I have installed Windows 10 on my MacBook Pro and to do that I first had to install it on another PC which failed twice, so I recently had to spend a lot of time working with the depths of Windows 10. Oh and did it bring back good old memories! Windows has not changed one bit at its core.
No internet connection? You'll have to download a network driver. Wait, no internet connection right? Can't download driver. No problem, common sense, right? Download it on another computer, then use a USB stick to put it on the Windows 10 PC, simple yes? Oh wait, the Windows 10 PC doesn't even have a driver for a generic USB stick. How will I install anything on it without an internet connection if it can't read anything at all without a specific driver? Well, there was a way, it was just really, really, really complicated (required formatting a 500 GB hard drive to FAT 32 and mounting it as an internal drive somehow on a laptop (don't ask me how I did that) and using that just to transfer a 700 KB driver). It took 3 days. To transfer 700 KB of data from one computer to the other. Yep.
I spent days and days just doing ridiculous, frustrating things just to get basic things to work. "Oh to do that, you need that. To have that, you need to do that. But you can't do that because first you need that other thing. Which you can't do without that first thing you also don't have." It reminded me of the good old days of installing Windows 98 where absolutely nothing and I mean n-o-t-h-i-n-g is anywhere near as simple as it sounds. Behind every problem there are 10 totally unexpected problems. Then behind each of those 10, there are 10 more, and so on, until you throw your computer out the window (which is why it's called Windows, as it turns out).
I'm surprised by how Windows has managed to change nothing at its core for decades while only ever changing on the surface. The device manager, control panel (try finding anything in there), registry (like, really, open the registry and just look at it if you want a headache), administrative tools (why are all the important things hidden away in there??), computer management (have you tried formatting and partitioning a hard drive on Windows? Have fun! Now go try Disk Utility and see what I mean), network tools, all that crap, it's just so old, so convoluted, so impossible to use without deep, educated, specific knowledge of exactly what to do, Jesus Christ, give me a break!

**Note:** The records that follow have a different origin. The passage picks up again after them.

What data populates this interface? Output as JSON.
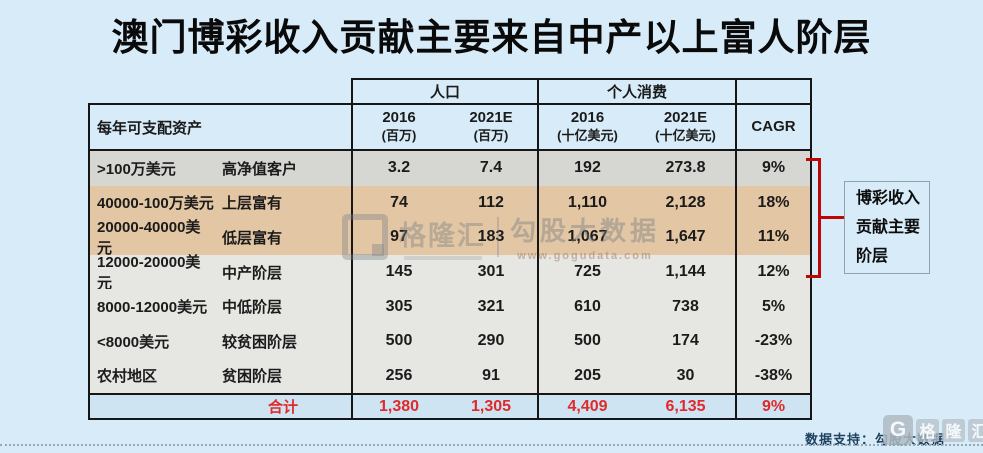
{
  "page": {
    "title": "澳门博彩收入贡献主要来自中产以上富人阶层",
    "background_color": "#d7ebf8"
  },
  "chart_data": {
    "type": "table",
    "title": "澳门博彩收入贡献主要来自中产以上富人阶层",
    "group_headers": {
      "population": "人口",
      "consumption": "个人消费"
    },
    "columns": {
      "assets": "每年可支配资产",
      "pop_2016": "2016",
      "pop_2016_unit": "(百万)",
      "pop_2021": "2021E",
      "pop_2021_unit": "(百万)",
      "cons_2016": "2016",
      "cons_2016_unit": "(十亿美元)",
      "cons_2021": "2021E",
      "cons_2021_unit": "(十亿美元)",
      "cagr": "CAGR"
    },
    "rows": [
      {
        "range": ">100万美元",
        "tier": "高净值客户",
        "values": [
          "3.2",
          "7.4",
          "192",
          "273.8",
          "9%"
        ]
      },
      {
        "range": "40000-100万美元",
        "tier": "上层富有",
        "values": [
          "74",
          "112",
          "1,110",
          "2,128",
          "18%"
        ]
      },
      {
        "range": "20000-40000美元",
        "tier": "低层富有",
        "values": [
          "97",
          "183",
          "1,067",
          "1,647",
          "11%"
        ]
      },
      {
        "range": "12000-20000美元",
        "tier": "中产阶层",
        "values": [
          "145",
          "301",
          "725",
          "1,144",
          "12%"
        ]
      },
      {
        "range": "8000-12000美元",
        "tier": "中低阶层",
        "values": [
          "305",
          "321",
          "610",
          "738",
          "5%"
        ]
      },
      {
        "range": "<8000美元",
        "tier": "较贫困阶层",
        "values": [
          "500",
          "290",
          "500",
          "174",
          "-23%"
        ]
      },
      {
        "range": "农村地区",
        "tier": "贫困阶层",
        "values": [
          "256",
          "91",
          "205",
          "30",
          "-38%"
        ]
      }
    ],
    "total": {
      "label": "合计",
      "values": [
        "1,380",
        "1,305",
        "4,409",
        "6,135",
        "9%"
      ]
    },
    "highlight": {
      "bracket_rows": "rows 1-4",
      "bracket_color": "#c00505",
      "note": "博彩收入贡献主要阶层"
    },
    "row_colors": {
      "row1": "#d6d7d3",
      "rows2_3": "#e3c6a3",
      "rows4_7": "#e6e7e3",
      "total": "#cfe4f2",
      "total_text": "#e02a2a"
    }
  },
  "annotation": {
    "text": "博彩收入贡献主要阶层"
  },
  "watermark": {
    "brand_g": "G",
    "brand": "格隆汇",
    "product": "勾股大数据",
    "url": "www.gogudata.com"
  },
  "footer": {
    "text": "数据支持：勾股大数据",
    "logo_g": "G",
    "logo_chars": [
      "格",
      "隆",
      "汇"
    ]
  }
}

On the other hand, OS X also has convoluted things but it is actually phasing those out. For example, you had "repair permissions" which is probably one of the stupidest thing ever - if it's broken and the OS can detect the problem and fix it all by itself, then why did it let it become broken in the first place? - but Apple has now gotten rid of that because it makes sense! Also, on OS X, plug in any printer, scanner, USB stick, hard drive, almost anything, especially "basic" things that you may need in an emergency, and it just works! You don't have to install a separate driver for every single different USB stick for every single USB port on your computer, because unless you're Microsoft, you know that's stupid! At the very worst it just pops up a message about whether you want to download and install the driver, and you click "Yes" and wait, then it works. One click, that's it. There is no wizard, no questions, no error messages, no problems. This is even true for devices that are not even officially Mac-compatible. With Windows, even in 2015, these often just don't work at all until you go to the manufacturer's web site, find the exact model of exactly what you own, tell them your OS version, download the package, extract it, install it, etc...
I really thought by this time Windows had now matured enough to be as out-of-your-way as OS X when it comes to the more basic things, but it's not.